One of the biggest sins an action movie can commit is being boring, and unfortunately I found the fight scenes to be unusually dull, especially in the wake of the airport scene in Captain America: Civil War. That scene has so much energy and creativity in depicting how the characters use their powers against each other, but here, even though the action is filmed in wide enough angles that you can clearly see everything, there's not really much to see. A climactic battle between Psylocke and Beast, for example, might be one of the most boring superhero fights ever committed to film. And it's not like Singer is incapable of filming solid X-Men action beats: the "future" section of Days of Future Past included exactly the type of creatively and visually interesting fights this movie lacks.

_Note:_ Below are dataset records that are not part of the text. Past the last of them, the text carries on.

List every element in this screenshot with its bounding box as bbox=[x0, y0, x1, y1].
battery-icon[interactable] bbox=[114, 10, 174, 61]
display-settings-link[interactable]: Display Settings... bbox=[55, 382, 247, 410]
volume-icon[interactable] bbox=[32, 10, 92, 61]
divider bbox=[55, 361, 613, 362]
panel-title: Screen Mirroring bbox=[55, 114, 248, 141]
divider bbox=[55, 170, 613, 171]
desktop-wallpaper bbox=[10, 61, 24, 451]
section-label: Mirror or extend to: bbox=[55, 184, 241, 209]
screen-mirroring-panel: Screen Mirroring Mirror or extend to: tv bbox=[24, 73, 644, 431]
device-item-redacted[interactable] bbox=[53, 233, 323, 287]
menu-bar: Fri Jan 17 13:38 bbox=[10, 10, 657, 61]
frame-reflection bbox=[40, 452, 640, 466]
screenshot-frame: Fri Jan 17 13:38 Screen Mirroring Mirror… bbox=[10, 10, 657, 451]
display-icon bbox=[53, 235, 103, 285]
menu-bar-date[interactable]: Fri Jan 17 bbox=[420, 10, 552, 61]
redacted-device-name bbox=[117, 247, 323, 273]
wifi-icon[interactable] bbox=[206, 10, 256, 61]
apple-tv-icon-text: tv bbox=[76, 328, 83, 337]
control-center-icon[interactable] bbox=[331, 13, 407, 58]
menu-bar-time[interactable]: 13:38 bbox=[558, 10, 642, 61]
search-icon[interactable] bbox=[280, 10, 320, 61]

There's more I could get into, like the inelegant Wolverine cameo and his subsequent "moment" with Jean Grey (which comes off as very strange, since Sophie Turner is young enough to be Hugh Jackman's daughter), or how the dialogue bounces all over the place (Xavier has an embarrassing amount of cringe-worthy lines when he's dealing with his feelings about Moira that would feel right at home in an Adam Sandler comedy), but I'll just say that a bungled villain and cheap-looking VFX were large enough issues by themselves to really put a damper on my enjoyment of this film. It's not a terrible movie, but it's certainly not one of the better entries of this series. I'm looking forward to seeing what this franchise looks like moving forward with a new director in Josh Boone, and I wonder if it also wouldn't benefit from some fresh writing as well. This film is well-cast, and I like the idea of seeing these characters interact in upcoming movies, but after spending a distended two and a half hours with them, I'm ready to take some time away from the X-universe. That Quicksilver scene, though...that one scene alone is so awesome that it makes this whole movie worth watching.